Muchos años atrás se decía que el santuario de Suwa, en Kamakura, y el de Morito, en Hayama, estaban unidos por estrechos vínculos. Por eso, las fiestas de cada templo se celebraban el mismo día — el ocho de septiembre —, aunque la de Suwa era por la mañana y la de Morito por la tarde.

Y contaban que cada año, en esa fecha, acontecía algo muy particular: una paloma blanca surgía del bosque detrás del santuario de Suwa y volaba hasta alcanzar el de Morito. Con el tiempo, la gente se acostumbró a llamar esta paloma Osuwa-sama, considerándola una enviada de los dioses que simbolizaba la paz y la buena fortuna.

Este prodigio se repitió durante muchos años y llegó a formar parte de la tradición popular. Pero, cierta vez, un cazador, ignorando la gran valía de la paloma, le disparó una flecha que la hirió gravemente en el pecho.

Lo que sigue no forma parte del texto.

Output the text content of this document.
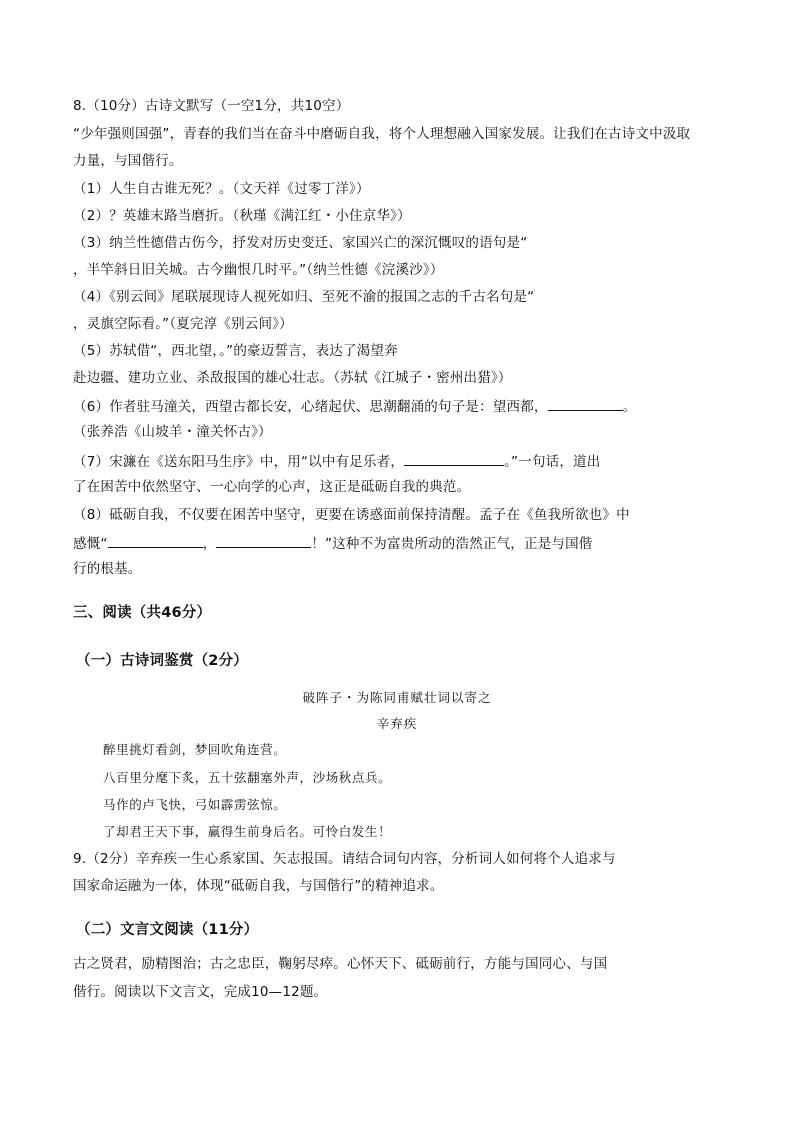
8.（10分）古诗文默写（一空1分，共10空）
“少年强则国强”，青春的我们当在奋斗中磨砺自我，将个人理想融入国家发展。让我们在古诗文中汲取
力量，与国偕行。
（1）人生自古谁无死？。（文天祥《过零丁洋》）
（2）？英雄末路当磨折。（秋瑾《满江红・小住京华》）
（3）纳兰性德借古伤今，抒发对历史变迁、家国兴亡的深沉慨叹的语句是“
，半竿斜日旧关城。古今幽恨几时平。”（纳兰性德《浣溪沙》）
（4）《别云间》尾联展现诗人视死如归、至死不渝的报国之志的千古名句是“
，灵旗空际看。”（夏完淳《别云间》）
（5）苏轼借“，西北望，。”的豪迈誓言，表达了渴望奔
赴边疆、建功立业、杀敌报国的雄心壮志。（苏轼《江城子・密州出猎》）
（6）作者驻马潼关，西望古都长安，心绪起伏、思潮翻涌的句子是：望西都，	。
（张养浩《山坡羊・潼关怀古》）
（7）宋濂在《送东阳马生序》中，用“以中有足乐者，	。”一句话，道出
了在困苦中依然坚守、一心向学的心声，这正是砥砺自我的典范。
（8）砥砺自我，不仅要在困苦中坚守，更要在诱惑面前保持清醒。孟子在《鱼我所欲也》中
感慨“	，	！”这种不为富贵所动的浩然正气，正是与国偕
行的根基。
三、阅读（共46分）
（一）古诗词鉴赏（2分）
破阵子・为陈同甫赋壮词以寄之
辛弃疾
醉里挑灯看剑，梦回吹角连营。
八百里分麾下炙，五十弦翻塞外声，沙场秋点兵。
马作的卢飞快，弓如霹雳弦惊。
了却君王天下事，赢得生前身后名。可怜白发生！
9.（2分）辛弃疾一生心系家国、矢志报国。请结合词句内容，分析词人如何将个人追求与
国家命运融为一体，体现“砥砺自我，与国偕行”的精神追求。
（二）文言文阅读（11分）
古之贤君，励精图治；古之忠臣，鞠躬尽瘁。心怀天下、砥砺前行，方能与国同心、与国
偕行。阅读以下文言文，完成10—12题。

Sin embargo, ante el asombro del cazador, la paloma no cayó en picado sino que, con el albo plumaje del pecho ensangrentado, continuó volando y volando hasta que llegó dando tumbos a Morito, donde respiró el último aliento. Cayó muerta en los escalones de piedra ante el altar del santuario, y los asistentes derramaron lágrimas de compasión por el valeroso animal.

Al año siguiente, la paloma no apareció en el día del festival, y desde entonces no lo ha hecho nunca más.